A White House spokesman ripped Democratic Sen. Charles Schumer on Wednesday and questioned his credibility on national security issues after Schumer joined city officials in criticizing the administration’s funding of local counterterrorism programs.

Schumer, of New York, this week complained about a White House plan to reduce the amount of new funding for a grant program that helps offset local municipalities’ security expenditures. Democratic Mayor Bill de Blasio and the city’s police and fire commissioners joined in the denunciation of the White House plan on Wednesday, saying it cut annual funding to the Urban Area Security Initiative from $600 million to $330 million.

White House spokesman Josh Earnest hit back not long after.

“At some point, Senator Schumer’s credibility in talking about national security issues, particularly when the facts are as they are when it relates to homeland security, have to be affected by the position that he’s taken on other issues,” Earnest said.

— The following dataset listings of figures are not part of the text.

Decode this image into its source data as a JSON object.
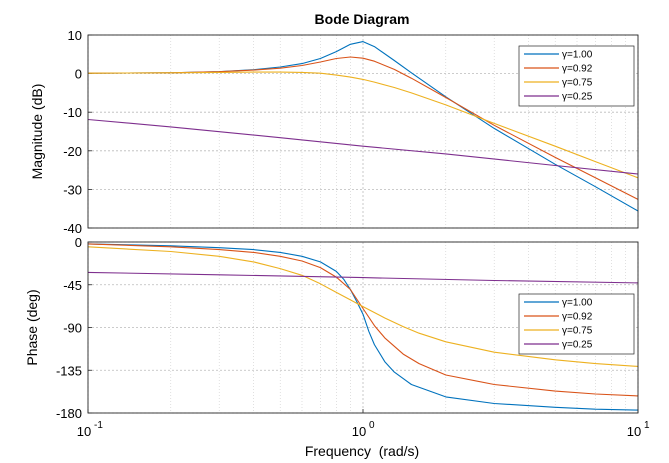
{
  "chart_data": {
    "type": "line",
    "title": "Bode Diagram",
    "xlabel": "Frequency  (rad/s)",
    "xscale": "log",
    "xlim": [
      0.1,
      10
    ],
    "x_ticks": [
      {
        "value": 0.1,
        "base": "10",
        "exp": "-1"
      },
      {
        "value": 1,
        "base": "10",
        "exp": "0"
      },
      {
        "value": 10,
        "base": "10",
        "exp": "1"
      }
    ],
    "grid": true,
    "colors": [
      "#0072bd",
      "#d95319",
      "#edb120",
      "#7e2f8e"
    ],
    "panels": [
      {
        "name": "magnitude",
        "ylabel": "Magnitude (dB)",
        "ylim": [
          -40,
          10
        ],
        "yticks": [
          10,
          0,
          -10,
          -20,
          -30,
          -40
        ],
        "legend_position": "top-right",
        "series": [
          {
            "name": "γ=1.00",
            "x": [
              0.1,
              0.2,
              0.3,
              0.4,
              0.5,
              0.6,
              0.7,
              0.8,
              0.9,
              1.0,
              1.1,
              1.3,
              1.5,
              2,
              3,
              5,
              7,
              10
            ],
            "y": [
              0.1,
              0.2,
              0.5,
              1.0,
              1.7,
              2.6,
              3.9,
              5.7,
              7.6,
              8.3,
              7.0,
              3.4,
              0.2,
              -6.0,
              -14.2,
              -23.5,
              -29.3,
              -35.6
            ]
          },
          {
            "name": "γ=0.92",
            "x": [
              0.1,
              0.2,
              0.3,
              0.4,
              0.5,
              0.6,
              0.7,
              0.8,
              0.9,
              1.0,
              1.1,
              1.3,
              1.5,
              2,
              3,
              5,
              7,
              10
            ],
            "y": [
              0.1,
              0.2,
              0.5,
              0.9,
              1.4,
              2.1,
              3.0,
              3.9,
              4.3,
              4.0,
              3.2,
              1.1,
              -1.2,
              -6.2,
              -13.4,
              -21.7,
              -27.0,
              -32.6
            ]
          },
          {
            "name": "γ=0.75",
            "x": [
              0.1,
              0.2,
              0.3,
              0.4,
              0.5,
              0.6,
              0.7,
              0.8,
              0.9,
              1.0,
              1.1,
              1.3,
              1.5,
              2,
              3,
              5,
              7,
              10
            ],
            "y": [
              0.1,
              0.2,
              0.3,
              0.4,
              0.4,
              0.3,
              0.1,
              -0.4,
              -0.9,
              -1.5,
              -2.2,
              -3.6,
              -5.0,
              -8.1,
              -12.9,
              -18.8,
              -22.8,
              -27.0
            ]
          },
          {
            "name": "γ=0.25",
            "x": [
              0.1,
              0.2,
              0.5,
              1,
              2,
              5,
              10
            ],
            "y": [
              -11.9,
              -13.8,
              -16.6,
              -18.8,
              -20.8,
              -23.8,
              -26.0
            ]
          }
        ]
      },
      {
        "name": "phase",
        "ylabel": "Phase (deg)",
        "ylim": [
          -180,
          0
        ],
        "yticks": [
          0,
          -45,
          -90,
          -135,
          -180
        ],
        "legend_position": "right",
        "series": [
          {
            "name": "γ=1.00",
            "x": [
              0.1,
              0.2,
              0.3,
              0.4,
              0.5,
              0.6,
              0.7,
              0.8,
              0.85,
              0.9,
              0.95,
              1.0,
              1.05,
              1.1,
              1.2,
              1.3,
              1.5,
              2,
              3,
              5,
              7,
              10
            ],
            "y": [
              -2,
              -4,
              -6,
              -8,
              -11,
              -15,
              -21,
              -31,
              -39,
              -50,
              -63,
              -76,
              -94,
              -108,
              -126,
              -137,
              -150,
              -163,
              -170,
              -174,
              -176,
              -177
            ]
          },
          {
            "name": "γ=0.92",
            "x": [
              0.1,
              0.2,
              0.3,
              0.4,
              0.5,
              0.6,
              0.7,
              0.8,
              0.9,
              1.0,
              1.1,
              1.2,
              1.4,
              1.6,
              2,
              3,
              5,
              7,
              10
            ],
            "y": [
              -2,
              -5,
              -8,
              -11,
              -15,
              -20,
              -27,
              -37,
              -50,
              -70,
              -88,
              -101,
              -118,
              -128,
              -140,
              -150,
              -157,
              -160,
              -162
            ]
          },
          {
            "name": "γ=0.75",
            "x": [
              0.1,
              0.2,
              0.3,
              0.4,
              0.5,
              0.6,
              0.7,
              0.8,
              0.9,
              1.0,
              1.2,
              1.4,
              1.6,
              2,
              3,
              5,
              7,
              10
            ],
            "y": [
              -5,
              -10,
              -15,
              -21,
              -28,
              -35,
              -44,
              -53,
              -61,
              -68,
              -80,
              -89,
              -96,
              -105,
              -116,
              -124,
              -128,
              -131
            ]
          },
          {
            "name": "γ=0.25",
            "x": [
              0.1,
              0.3,
              1,
              3,
              10
            ],
            "y": [
              -32,
              -34.5,
              -37.5,
              -40.5,
              -43
            ]
          }
        ]
      }
    ]
  }
}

“Senator Schumer is somebody that came out and opposed the international agreement to prevent Iran from obtaining a nuclear weapon,” he added. “He was wrong about that position … and when people look at the facts here when it comes to funding for homeland security they’ll recognize that he’s wrong this time, too.”

Funding for the grant program was being reduced, Earnest explained, because New York hasn’t spent money it has already been given.

Of the $760 million given to the city and the state in homeland security grants over the past few years, $620 million has yet to be spent, the Department of Homeland Security says. Still, the administration has proposed increasing the state’s available funding by an additional $255 million in fiscal 2017, Earnest said, or “almost twice as much as New York officials have spent out of that account over the last two years combined.”

Schumer acknowledged that New York had yet to spend the money it had gotten but said the funding was still vital.

“Some bureaucrat came up with this idea, and it rose to a top level without it being stopped,” he said of the planned cut. “I think this administration does a very good job on terrorism. I think they’re very cognizant of the need and of given resources. But, here they made a big mistake, and the mistake shouldn’t stand.”